A son fronton a été sculptée dans la pierre même, une blanche colombe entourée de rayons représentant le Saint Esprit, et à genoux, deux frères sont prosternés avec respect, revêtus de leur costume (milieu du 17e siècle).

La chapelle des pénitents a été démolie pour la construction de la route qui passe devant le tennis et la Maison pour Tous. Elle était située en face de l’école. Le portail a été sauvé par le CIQ et quelques habitants qui ont demandé à la Ville de Marseille de la reconstruire à son emplacement actuel.

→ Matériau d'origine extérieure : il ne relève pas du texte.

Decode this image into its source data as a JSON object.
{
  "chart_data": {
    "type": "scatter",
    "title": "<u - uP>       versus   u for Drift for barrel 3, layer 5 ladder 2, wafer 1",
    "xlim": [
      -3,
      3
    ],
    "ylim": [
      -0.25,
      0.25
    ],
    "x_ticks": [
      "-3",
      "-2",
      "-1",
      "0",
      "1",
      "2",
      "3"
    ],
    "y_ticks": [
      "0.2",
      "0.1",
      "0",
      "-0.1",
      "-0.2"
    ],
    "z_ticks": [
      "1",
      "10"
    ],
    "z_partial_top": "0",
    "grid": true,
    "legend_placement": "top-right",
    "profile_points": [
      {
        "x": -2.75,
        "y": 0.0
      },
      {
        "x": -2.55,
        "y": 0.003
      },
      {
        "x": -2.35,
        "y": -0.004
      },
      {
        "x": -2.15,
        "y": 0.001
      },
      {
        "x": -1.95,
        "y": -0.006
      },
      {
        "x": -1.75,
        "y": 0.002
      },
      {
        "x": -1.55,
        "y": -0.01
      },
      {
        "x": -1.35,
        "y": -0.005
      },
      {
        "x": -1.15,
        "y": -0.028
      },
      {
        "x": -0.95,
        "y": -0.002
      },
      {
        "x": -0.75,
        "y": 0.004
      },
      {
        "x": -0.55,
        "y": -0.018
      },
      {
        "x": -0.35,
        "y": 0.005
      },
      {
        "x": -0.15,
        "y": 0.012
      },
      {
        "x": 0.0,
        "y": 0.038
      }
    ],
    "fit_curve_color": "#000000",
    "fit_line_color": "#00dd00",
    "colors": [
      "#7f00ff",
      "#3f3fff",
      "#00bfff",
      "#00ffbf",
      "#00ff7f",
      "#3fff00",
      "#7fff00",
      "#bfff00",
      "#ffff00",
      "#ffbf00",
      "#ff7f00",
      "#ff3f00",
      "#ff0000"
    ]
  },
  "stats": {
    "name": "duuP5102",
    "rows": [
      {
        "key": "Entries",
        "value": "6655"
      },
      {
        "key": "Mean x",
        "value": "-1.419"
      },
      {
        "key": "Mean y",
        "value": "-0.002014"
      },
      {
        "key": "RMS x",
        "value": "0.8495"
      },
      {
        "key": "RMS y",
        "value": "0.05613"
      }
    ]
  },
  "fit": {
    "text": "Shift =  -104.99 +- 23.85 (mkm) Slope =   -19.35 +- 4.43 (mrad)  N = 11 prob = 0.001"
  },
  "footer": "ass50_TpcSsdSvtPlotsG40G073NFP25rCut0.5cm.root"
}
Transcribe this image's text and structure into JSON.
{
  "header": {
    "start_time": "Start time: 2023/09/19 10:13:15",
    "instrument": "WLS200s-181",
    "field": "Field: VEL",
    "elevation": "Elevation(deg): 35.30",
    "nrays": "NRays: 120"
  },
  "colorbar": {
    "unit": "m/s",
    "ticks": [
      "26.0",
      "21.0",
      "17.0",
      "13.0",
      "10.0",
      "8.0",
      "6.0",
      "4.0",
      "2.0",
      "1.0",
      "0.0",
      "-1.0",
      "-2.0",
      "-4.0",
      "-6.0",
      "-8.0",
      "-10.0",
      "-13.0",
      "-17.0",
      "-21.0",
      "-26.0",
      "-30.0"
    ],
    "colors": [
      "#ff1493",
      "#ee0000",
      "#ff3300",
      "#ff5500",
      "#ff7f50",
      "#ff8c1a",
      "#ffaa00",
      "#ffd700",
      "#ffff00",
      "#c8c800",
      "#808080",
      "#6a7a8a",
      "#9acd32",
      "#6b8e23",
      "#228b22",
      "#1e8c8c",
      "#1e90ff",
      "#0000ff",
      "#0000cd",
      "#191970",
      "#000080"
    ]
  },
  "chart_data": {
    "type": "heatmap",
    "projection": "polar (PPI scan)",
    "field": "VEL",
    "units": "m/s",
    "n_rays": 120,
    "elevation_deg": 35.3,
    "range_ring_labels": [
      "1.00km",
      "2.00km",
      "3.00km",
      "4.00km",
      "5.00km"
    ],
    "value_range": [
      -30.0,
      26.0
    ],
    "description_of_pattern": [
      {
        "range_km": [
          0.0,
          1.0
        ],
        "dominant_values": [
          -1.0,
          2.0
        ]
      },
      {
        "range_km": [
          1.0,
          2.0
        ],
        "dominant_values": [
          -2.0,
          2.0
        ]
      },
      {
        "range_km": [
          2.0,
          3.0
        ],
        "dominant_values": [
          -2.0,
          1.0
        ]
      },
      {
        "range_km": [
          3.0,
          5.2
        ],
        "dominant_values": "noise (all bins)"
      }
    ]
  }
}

La croix située au terminus des Camoins (face au monument aux morts) date de 1863, implantée après une mission pendant le rectorat du Père Gajean (1862-1875)
La croix située à la bifurcation Camoins/Camoins les Bains, fut implantée en 1842 après une mission sous le rectorat du Père Joseph Camoin (1825-1845)
C’est en 1845 que fut ouvert le cimetière des Camoins et d’Eoures.

Avril 2010 J.L. VASTROUX
(d’après le livre : « Camoins les Bains et ses environs » de l’Abbé Auguste AGNEL, curé de cette paroisse, fin XIXe, début XXe.)